I’m want to write a script that will identify instances where a word (string) appears in a row of a pandas dataframe more than once.
Using a lambda function I can identify the existence of a string in a row but but I can’t find any information on how to identify ‘2 or more’ instances of the string, this is an example of what I have currently:
df = pd.DataFrame({'ID':[1,2,3],'Ans1':['Yes','Yes','Yes'],'Ans2':['No','Yes','No'],'Ans3':['No','No','No']})

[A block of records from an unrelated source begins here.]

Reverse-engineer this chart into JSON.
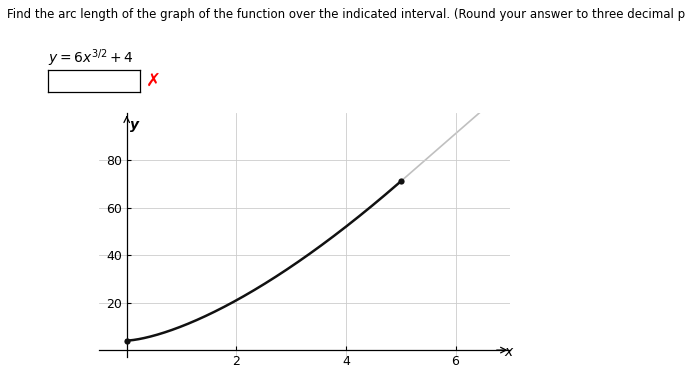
{
  "title_text": "Find the arc length of the graph of the function over the indicated interval. (Round your answer to three decimal places.)",
  "xlabel": "x",
  "ylabel": "y",
  "x_start": 0,
  "x_end": 5,
  "x_tangent_end": 6.5,
  "y_func_start": 4,
  "xlim": [
    -0.5,
    7.0
  ],
  "ylim": [
    -3,
    100
  ],
  "yticks": [
    20,
    40,
    60,
    80
  ],
  "xticks": [
    2,
    4,
    6
  ],
  "curve_color": "#111111",
  "tangent_color": "#c0c0c0",
  "dot_color": "#111111",
  "grid_color": "#cccccc",
  "bg_color": "#ffffff",
  "title_fontsize": 8.5,
  "formula_fontsize": 10,
  "label_fontsize": 10,
  "tick_fontsize": 9
}
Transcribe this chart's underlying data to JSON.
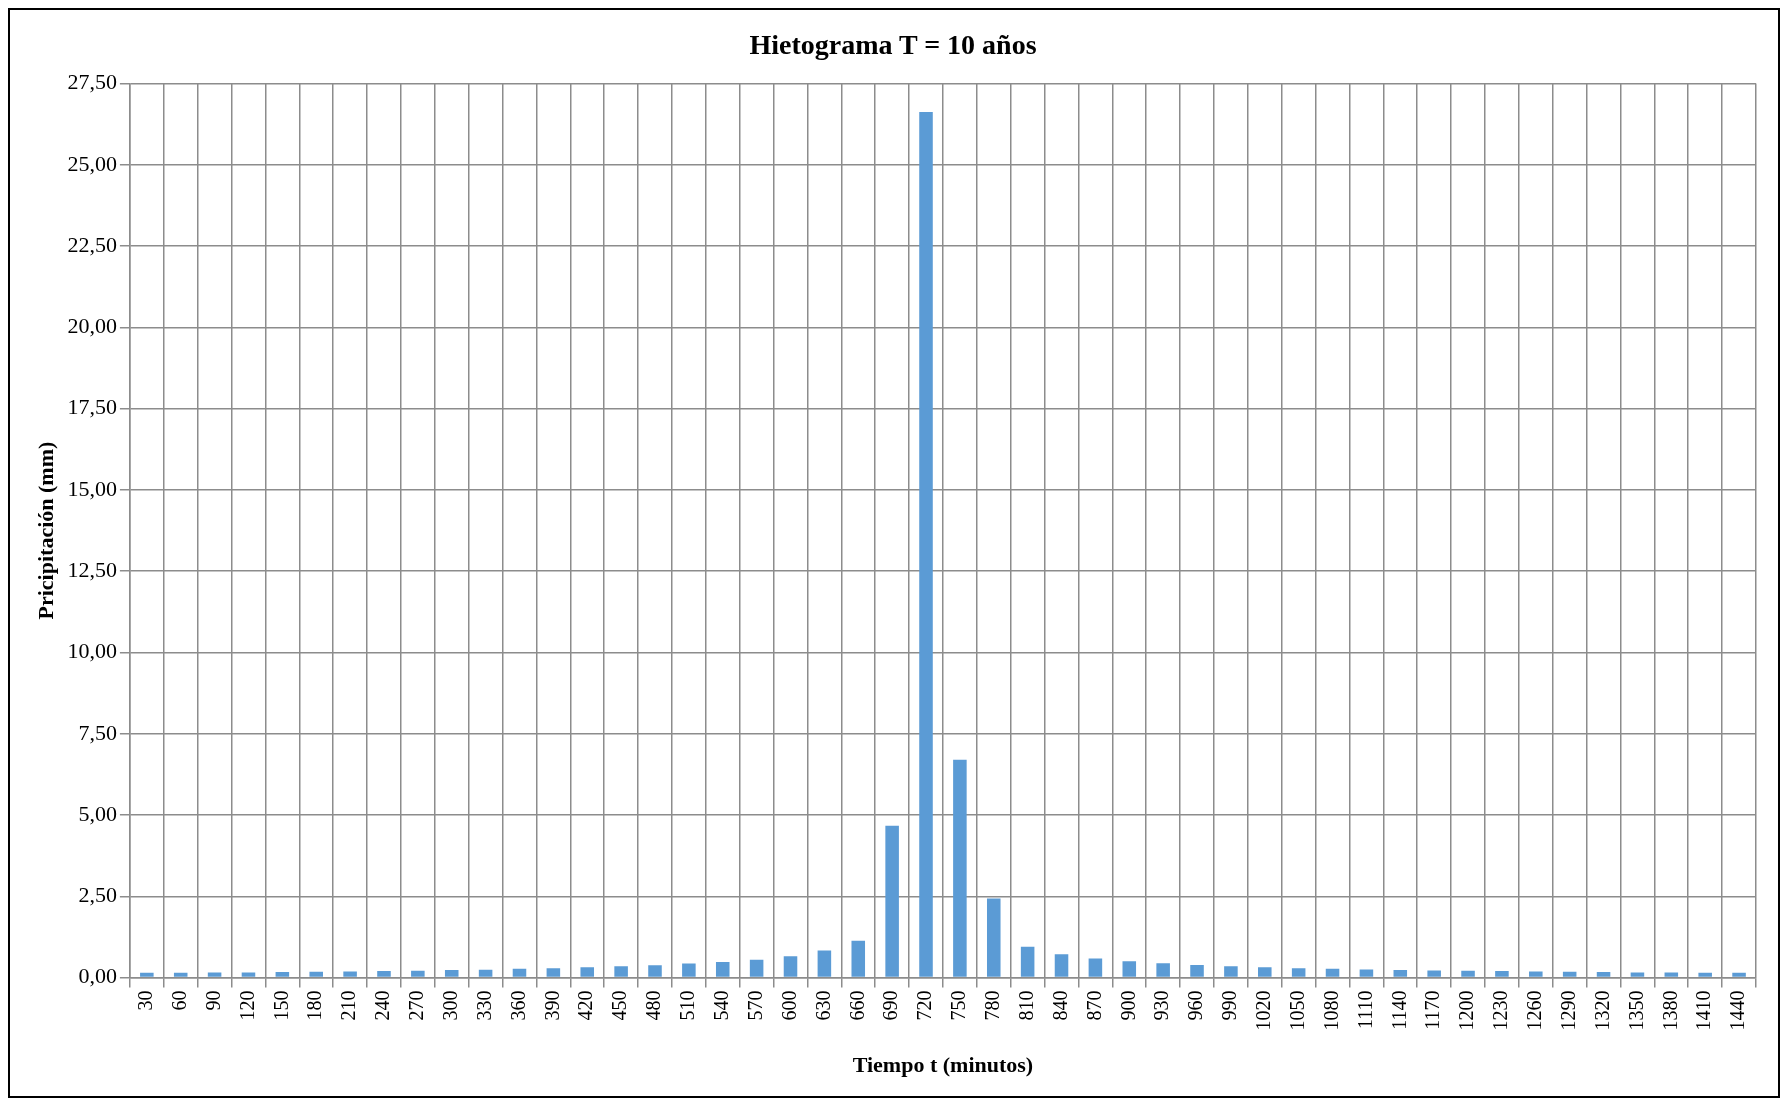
{
  "chart_data": {
    "type": "bar",
    "title": "Hietograma T = 10 años",
    "xlabel": "Tiempo t (minutos)",
    "ylabel": "Pricipitación (mm)",
    "categories": [
      "30",
      "60",
      "90",
      "120",
      "150",
      "180",
      "210",
      "240",
      "270",
      "300",
      "330",
      "360",
      "390",
      "420",
      "450",
      "480",
      "510",
      "540",
      "570",
      "600",
      "630",
      "660",
      "690",
      "720",
      "750",
      "780",
      "810",
      "840",
      "870",
      "900",
      "930",
      "960",
      "990",
      "1020",
      "1050",
      "1080",
      "1110",
      "1140",
      "1170",
      "1200",
      "1230",
      "1260",
      "1290",
      "1320",
      "1350",
      "1380",
      "1410",
      "1440"
    ],
    "values": [
      0.15,
      0.15,
      0.16,
      0.16,
      0.17,
      0.18,
      0.19,
      0.2,
      0.21,
      0.23,
      0.24,
      0.27,
      0.29,
      0.32,
      0.35,
      0.38,
      0.43,
      0.48,
      0.55,
      0.66,
      0.83,
      1.13,
      4.67,
      26.63,
      6.7,
      2.43,
      0.95,
      0.72,
      0.59,
      0.5,
      0.44,
      0.39,
      0.35,
      0.32,
      0.29,
      0.27,
      0.25,
      0.23,
      0.22,
      0.21,
      0.2,
      0.19,
      0.18,
      0.17,
      0.16,
      0.16,
      0.15,
      0.15
    ],
    "color": "#5b9bd5",
    "ylim": [
      0,
      27.5
    ],
    "yticks": [
      {
        "value": 0,
        "label": "0,00"
      },
      {
        "value": 2.5,
        "label": "2,50"
      },
      {
        "value": 5,
        "label": "5,00"
      },
      {
        "value": 7.5,
        "label": "7,50"
      },
      {
        "value": 10,
        "label": "10,00"
      },
      {
        "value": 12.5,
        "label": "12,50"
      },
      {
        "value": 15,
        "label": "15,00"
      },
      {
        "value": 17.5,
        "label": "17,50"
      },
      {
        "value": 20,
        "label": "20,00"
      },
      {
        "value": 22.5,
        "label": "22,50"
      },
      {
        "value": 25,
        "label": "25,00"
      },
      {
        "value": 27.5,
        "label": "27,50"
      }
    ],
    "grid": true
  }
}
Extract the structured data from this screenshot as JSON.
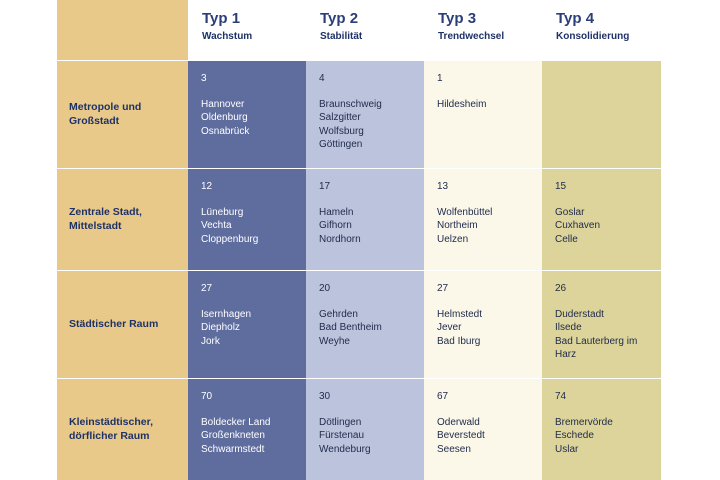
{
  "columns": [
    {
      "title": "Typ 1",
      "subtitle": "Wachstum",
      "color": "#5e6c9e"
    },
    {
      "title": "Typ 2",
      "subtitle": "Stabilität",
      "color": "#bcc4dd"
    },
    {
      "title": "Typ 3",
      "subtitle": "Trendwechsel",
      "color": "#fbf8ea"
    },
    {
      "title": "Typ 4",
      "subtitle": "Konsolidierung",
      "color": "#dcd49a"
    }
  ],
  "rows": [
    {
      "label_lines": [
        "Metropole und",
        "Großstadt"
      ],
      "cells": [
        {
          "count": "3",
          "cities": [
            "Hannover",
            "Oldenburg",
            "Osnabrück"
          ]
        },
        {
          "count": "4",
          "cities": [
            "Braunschweig",
            "Salzgitter",
            "Wolfsburg",
            "Göttingen"
          ]
        },
        {
          "count": "1",
          "cities": [
            "Hildesheim"
          ]
        },
        {
          "count": "",
          "cities": []
        }
      ]
    },
    {
      "label_lines": [
        "Zentrale Stadt,",
        "Mittelstadt"
      ],
      "cells": [
        {
          "count": "12",
          "cities": [
            "Lüneburg",
            "Vechta",
            "Cloppenburg"
          ]
        },
        {
          "count": "17",
          "cities": [
            "Hameln",
            "Gifhorn",
            "Nordhorn"
          ]
        },
        {
          "count": "13",
          "cities": [
            "Wolfenbüttel",
            "Northeim",
            "Uelzen"
          ]
        },
        {
          "count": "15",
          "cities": [
            "Goslar",
            "Cuxhaven",
            "Celle"
          ]
        }
      ]
    },
    {
      "label_lines": [
        "Städtischer Raum"
      ],
      "cells": [
        {
          "count": "27",
          "cities": [
            "Isernhagen",
            "Diepholz",
            "Jork"
          ]
        },
        {
          "count": "20",
          "cities": [
            "Gehrden",
            "Bad Bentheim",
            "Weyhe"
          ]
        },
        {
          "count": "27",
          "cities": [
            "Helmstedt",
            "Jever",
            "Bad Iburg"
          ]
        },
        {
          "count": "26",
          "cities": [
            "Duderstadt",
            "Ilsede",
            "Bad Lauterberg im",
            "Harz"
          ]
        }
      ]
    },
    {
      "label_lines": [
        "Kleinstädtischer,",
        "dörflicher Raum"
      ],
      "cells": [
        {
          "count": "70",
          "cities": [
            "Boldecker Land",
            "Großenkneten",
            "Schwarmstedt"
          ]
        },
        {
          "count": "30",
          "cities": [
            "Dötlingen",
            "Fürstenau",
            "Wendeburg"
          ]
        },
        {
          "count": "67",
          "cities": [
            "Oderwald",
            "Beverstedt",
            "Seesen"
          ]
        },
        {
          "count": "74",
          "cities": [
            "Bremervörde",
            "Eschede",
            "Uslar"
          ]
        }
      ]
    }
  ]
}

df['Result'] = df.apply(lambda row: row.astype(str).str.contains('Yes').any(), axis=1)
df
Pseudocode for what I’m trying to get:
if 'Yes' isin row > 1:
df['Results'] == True
Desired result:
ID Ans1 Ans2 Ans3 Result
1 Yes No No False
2 Yes Yes No True
3 Yes No No False
>Solution :
Try, you can do column filtering if you don’t want to check the entire dataframe for yes, then use eq, equals to, and sum with axis=1 to sum values along rows then check to see if that sum is gt, greater than, 1:
df['Result'] = df.eq('Yes').sum(1).gt(1)
Output:
ID Ans1 Ans2 Ans3 Result
0 1 Yes No No False
1 2 Yes Yes No True
2 3 Yes No No False